In this directory you can find two basic profilers for software (FIFO bandwidth) and hardware (OpenCL r/w over PCIe).
Go to software
directory and run the following commands:
> cd software
> mkdir -p build
> cd build
> cmake .. -DCMAKE_BUILD_TYPE=Release
> cmake --build .
> cd ../bin
> chmod +x bandwidth-test
> ./bandwidth-test
You can configure the profiler in terms of number of repetitions, minimum and
maximum buffer size in bytes (should be power of 2). By either modifying the
CMakeLists.txt
file in software
or passing extra flags to cmake
, e.g.,:
> cmake .. -DCMAKE_BUILD_TYPE=Release -DNUM_LOOPS_VALUE=100 -DBUFFER_SIZE_MIN=8 -DBUFFER_SIZE_MAX=1024
Once the test is done, a bandwidth.xml
file is generated. You can use that
in the partitioning tool (i.e., provide its path in the json file).

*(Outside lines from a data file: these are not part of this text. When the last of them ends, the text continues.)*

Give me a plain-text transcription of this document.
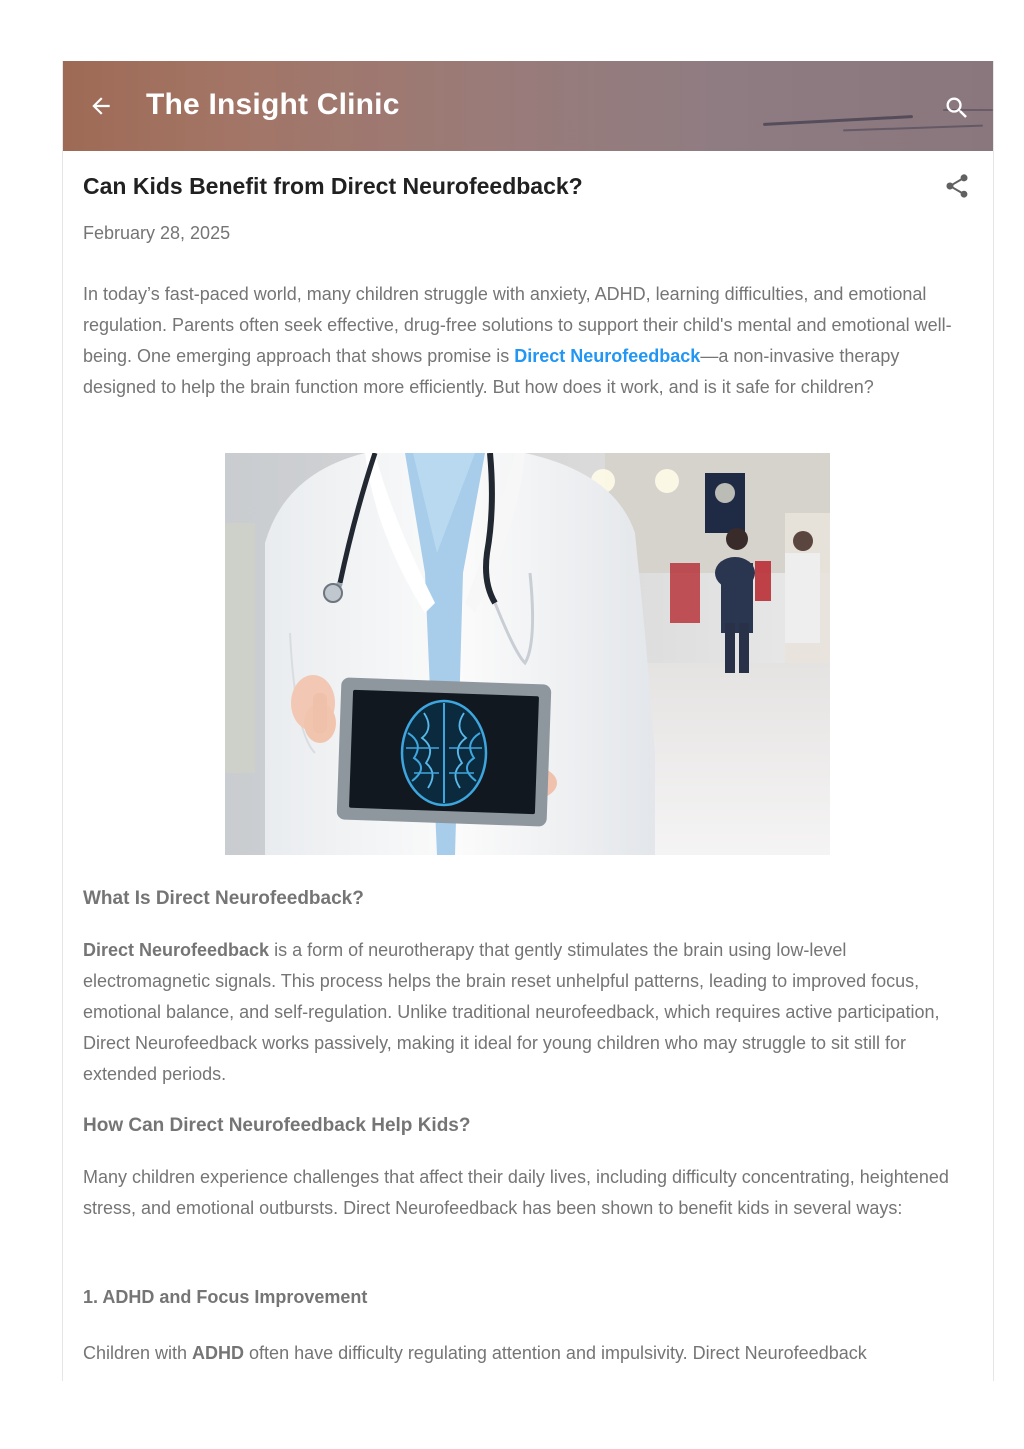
The Insight Clinic
Can Kids Benefit from Direct Neurofeedback?
February 28, 2025
In today’s fast-paced world, many children struggle with anxiety, ADHD, learning difficulties, and emotional regulation. Parents often seek effective, drug-free solutions to support their child's mental and emotional well-being. One emerging approach that shows promise is Direct Neurofeedback—a non-invasive therapy designed to help the brain function more efficiently. But how does it work, and is it safe for children?
What Is Direct Neurofeedback?
Direct Neurofeedback is a form of neurotherapy that gently stimulates the brain using low-level electromagnetic signals. This process helps the brain reset unhelpful patterns, leading to improved focus, emotional balance, and self-regulation. Unlike traditional neurofeedback, which requires active participation, Direct Neurofeedback works passively, making it ideal for young children who may struggle to sit still for extended periods.
How Can Direct Neurofeedback Help Kids?
Many children experience challenges that affect their daily lives, including difficulty concentrating, heightened stress, and emotional outbursts. Direct Neurofeedback has been shown to benefit kids in several ways:
1. ADHD and Focus Improvement
Children with ADHD often have difficulty regulating attention and impulsivity. Direct Neurofeedback
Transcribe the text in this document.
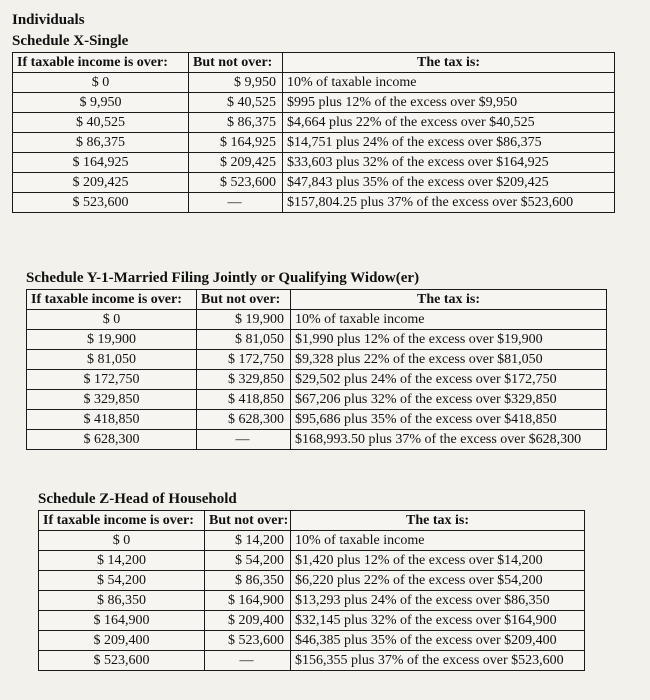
Individuals
Schedule X-Single
If taxable income is over:	But not over:	The tax is:
$ 0	$ 9,950	10% of taxable income
$ 9,950	$ 40,525	$995 plus 12% of the excess over $9,950
$ 40,525	$ 86,375	$4,664 plus 22% of the excess over $40,525
$ 86,375	$ 164,925	$14,751 plus 24% of the excess over $86,375
$ 164,925	$ 209,425	$33,603 plus 32% of the excess over $164,925
$ 209,425	$ 523,600	$47,843 plus 35% of the excess over $209,425
$ 523,600	—	$157,804.25 plus 37% of the excess over $523,600
Schedule Y-1-Married Filing Jointly or Qualifying Widow(er)
If taxable income is over:	But not over:	The tax is:
$ 0	$ 19,900	10% of taxable income
$ 19,900	$ 81,050	$1,990 plus 12% of the excess over $19,900
$ 81,050	$ 172,750	$9,328 plus 22% of the excess over $81,050
$ 172,750	$ 329,850	$29,502 plus 24% of the excess over $172,750
$ 329,850	$ 418,850	$67,206 plus 32% of the excess over $329,850
$ 418,850	$ 628,300	$95,686 plus 35% of the excess over $418,850
$ 628,300	—	$168,993.50 plus 37% of the excess over $628,300
Schedule Z-Head of Household
If taxable income is over:	But not over:	The tax is:
$ 0	$ 14,200	10% of taxable income
$ 14,200	$ 54,200	$1,420 plus 12% of the excess over $14,200
$ 54,200	$ 86,350	$6,220 plus 22% of the excess over $54,200
$ 86,350	$ 164,900	$13,293 plus 24% of the excess over $86,350
$ 164,900	$ 209,400	$32,145 plus 32% of the excess over $164,900
$ 209,400	$ 523,600	$46,385 plus 35% of the excess over $209,400
$ 523,600	—	$156,355 plus 37% of the excess over $523,600
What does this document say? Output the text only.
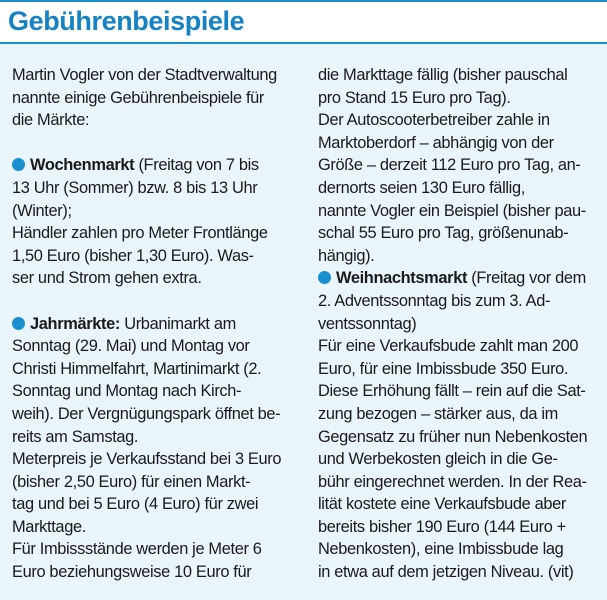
Gebührenbeispiele
Martin Vogler von der Stadtverwaltung
nannte einige Gebührenbeispiele für
die Märkte:
Wochenmarkt (Freitag von 7 bis
13 Uhr (Sommer) bzw. 8 bis 13 Uhr
(Winter);
Händler zahlen pro Meter Frontlänge
1,50 Euro (bisher 1,30 Euro). Was-
ser und Strom gehen extra.
Jahrmärkte: Urbanimarkt am
Sonntag (29. Mai) und Montag vor
Christi Himmelfahrt, Martinimarkt (2.
Sonntag und Montag nach Kirch-
weih). Der Vergnügungspark öffnet be-
reits am Samstag.
Meterpreis je Verkaufsstand bei 3 Euro
(bisher 2,50 Euro) für einen Markt-
tag und bei 5 Euro (4 Euro) für zwei
Markttage.
Für Imbissstände werden je Meter 6
Euro beziehungsweise 10 Euro für
die Markttage fällig (bisher pauschal
pro Stand 15 Euro pro Tag).
Der Autoscooterbetreiber zahle in
Marktoberdorf – abhängig von der
Größe – derzeit 112 Euro pro Tag, an-
dernorts seien 130 Euro fällig,
nannte Vogler ein Beispiel (bisher pau-
schal 55 Euro pro Tag, größenunab-
hängig).
Weihnachtsmarkt (Freitag vor dem
2. Adventssonntag bis zum 3. Ad-
ventssonntag)
Für eine Verkaufsbude zahlt man 200
Euro, für eine Imbissbude 350 Euro.
Diese Erhöhung fällt – rein auf die Sat-
zung bezogen – stärker aus, da im
Gegensatz zu früher nun Nebenkosten
und Werbekosten gleich in die Ge-
bühr eingerechnet werden. In der Rea-
lität kostete eine Verkaufsbude aber
bereits bisher 190 Euro (144 Euro +
Nebenkosten), eine Imbissbude lag
in etwa auf dem jetzigen Niveau. (vit)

Performing hardware-software profile is slightly more complicated. You need to first implement a loopback example in CAL for your platform of choice (you need the usual environment variables for Vivado and XRT):
> cd hardware
> mkdir -p build
> cd build
> cmake .. -DFPGA_NAME=... -DPLATFORM_NAME=... -DUSE_VITIS=on
> cmake --build . -t Loopback_1_10_xclbin
This will generate an FPGA bitstream using 10ns HSL clock target (though the
actual kernel may run at a different clock). This kernel has a single input and
a single output, you can change the number of inputs and outputs up to to what
is defined in Loopback.cal
(e.g, -t Loopback_4_10_xclbin
would have 4
connections).
After you have the FPGA bitstream (environment variable XILINX_XRT
should be defined):
cd ../bandwidth
mkdir -p build
cd build
cmake .. -DCMAKE_BUILD_TYPE=Release
cmake --build .
cd ../
./bandwidth --repeats 1000 --min-buffer 8 --max-buffer 1048576 ---randomize 0 --width 1
You can change the argument values if you are profiling for different
configurations. The result of this run would be dumped in the run directory
prefixed with stat_
. The profiling information is originally in a detailed json
format per buffer size configuration. You can use bandwidth.py
to obtain an
xml
summary that is used by the partitioning tool.
python3 bandwidth.py stats_ --use-mean --output opencl.xml